The word "hacking" is often associated with illegal intrusions into military systems or digital heists. However, this is painting the picture in broad strokes and neglecting nuance that makes a world of difference.
Hacking is most concerned with finding security vulnerabilities. Yes, that can mean looking for loopholes to exploit the system. Nevertheless, intent matters, and even hacking can be ethical.
Ethical hacking means looking for the weak points in systems and informing the owners. The intent here is to disclose the findings to fix them before a less ethical counterpart comes around. So-called white-hat hackers often act with permission and give detailed reports on the level of risk. They are a comprehensive tool to test the defense measures of your organization.
Importance of ethical hacking
First of all, ethical hacking gives an outsider's perspective. When working on cybersecurity infrastructure, all the weak points may be invisible from the inside. However, coming from the outside, the hacker may offer a different point of view. It means that he can find a vulnerability where you or your teammates would never in a million years have thought to look, much less patch it up.
First and foremost, the ethical hacker doesn't rely on the organization to get intel on weak and strong points. As it would be in all conventional hacking attempts, the attacker gathers all the data on his own. He develops the plan to get in, which might involve social engineering, setting up phishing websites, and checking for the employees' social media accounts in past data breach dumps.

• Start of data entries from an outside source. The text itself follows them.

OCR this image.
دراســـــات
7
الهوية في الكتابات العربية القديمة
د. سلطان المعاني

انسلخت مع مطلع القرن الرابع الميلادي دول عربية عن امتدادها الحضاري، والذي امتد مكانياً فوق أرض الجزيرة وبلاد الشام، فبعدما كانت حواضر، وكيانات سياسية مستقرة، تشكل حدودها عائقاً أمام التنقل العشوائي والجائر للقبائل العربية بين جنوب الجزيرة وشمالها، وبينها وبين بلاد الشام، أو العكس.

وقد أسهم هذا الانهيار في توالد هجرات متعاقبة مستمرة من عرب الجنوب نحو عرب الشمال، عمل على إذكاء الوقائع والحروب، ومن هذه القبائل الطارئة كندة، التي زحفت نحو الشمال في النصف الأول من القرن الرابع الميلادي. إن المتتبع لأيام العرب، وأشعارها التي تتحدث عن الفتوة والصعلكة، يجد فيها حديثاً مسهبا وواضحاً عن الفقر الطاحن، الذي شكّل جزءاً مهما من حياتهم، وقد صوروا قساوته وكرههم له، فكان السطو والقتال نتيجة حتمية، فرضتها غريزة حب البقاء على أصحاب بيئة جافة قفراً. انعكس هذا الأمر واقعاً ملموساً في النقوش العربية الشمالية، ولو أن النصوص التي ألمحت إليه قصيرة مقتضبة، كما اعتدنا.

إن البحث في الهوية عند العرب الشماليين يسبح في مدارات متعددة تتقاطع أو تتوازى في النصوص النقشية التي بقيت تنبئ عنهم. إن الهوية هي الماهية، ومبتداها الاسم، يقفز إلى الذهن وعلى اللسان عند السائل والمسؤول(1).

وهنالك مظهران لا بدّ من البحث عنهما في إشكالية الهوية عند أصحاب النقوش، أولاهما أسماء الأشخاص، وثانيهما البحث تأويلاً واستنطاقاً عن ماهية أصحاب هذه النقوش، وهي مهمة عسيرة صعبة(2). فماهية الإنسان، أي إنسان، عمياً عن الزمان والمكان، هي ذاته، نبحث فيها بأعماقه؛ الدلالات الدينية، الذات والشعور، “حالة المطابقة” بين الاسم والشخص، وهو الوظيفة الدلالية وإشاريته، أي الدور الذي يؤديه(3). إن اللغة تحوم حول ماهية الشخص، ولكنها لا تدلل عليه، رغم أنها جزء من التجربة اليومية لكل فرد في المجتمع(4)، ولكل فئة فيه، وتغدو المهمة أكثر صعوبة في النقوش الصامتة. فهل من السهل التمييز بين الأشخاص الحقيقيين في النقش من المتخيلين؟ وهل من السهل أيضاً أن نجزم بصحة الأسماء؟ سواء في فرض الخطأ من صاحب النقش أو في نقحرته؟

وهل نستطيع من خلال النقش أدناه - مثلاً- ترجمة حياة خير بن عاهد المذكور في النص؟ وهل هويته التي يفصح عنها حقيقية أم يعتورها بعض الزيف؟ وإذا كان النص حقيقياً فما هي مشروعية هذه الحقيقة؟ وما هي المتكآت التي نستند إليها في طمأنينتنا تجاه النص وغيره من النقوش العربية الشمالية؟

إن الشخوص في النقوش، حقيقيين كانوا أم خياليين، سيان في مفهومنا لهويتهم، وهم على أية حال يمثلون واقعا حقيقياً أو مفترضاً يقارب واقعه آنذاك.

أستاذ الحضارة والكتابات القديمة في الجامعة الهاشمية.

In essence, ethical hacking is field training for the cybersecurity measures that you have in place. Judging by your performance in these cases, you can evaluate whether the actions that you use work as intended and protect sensitive data from ending up in someone's hands.
What is a vulnerability disclosure policy?
Vulnerability disclosure policy is an agreement between the organization and the freelance agent, outlining the ways and methods for reporting discovered vulnerabilities and exploits.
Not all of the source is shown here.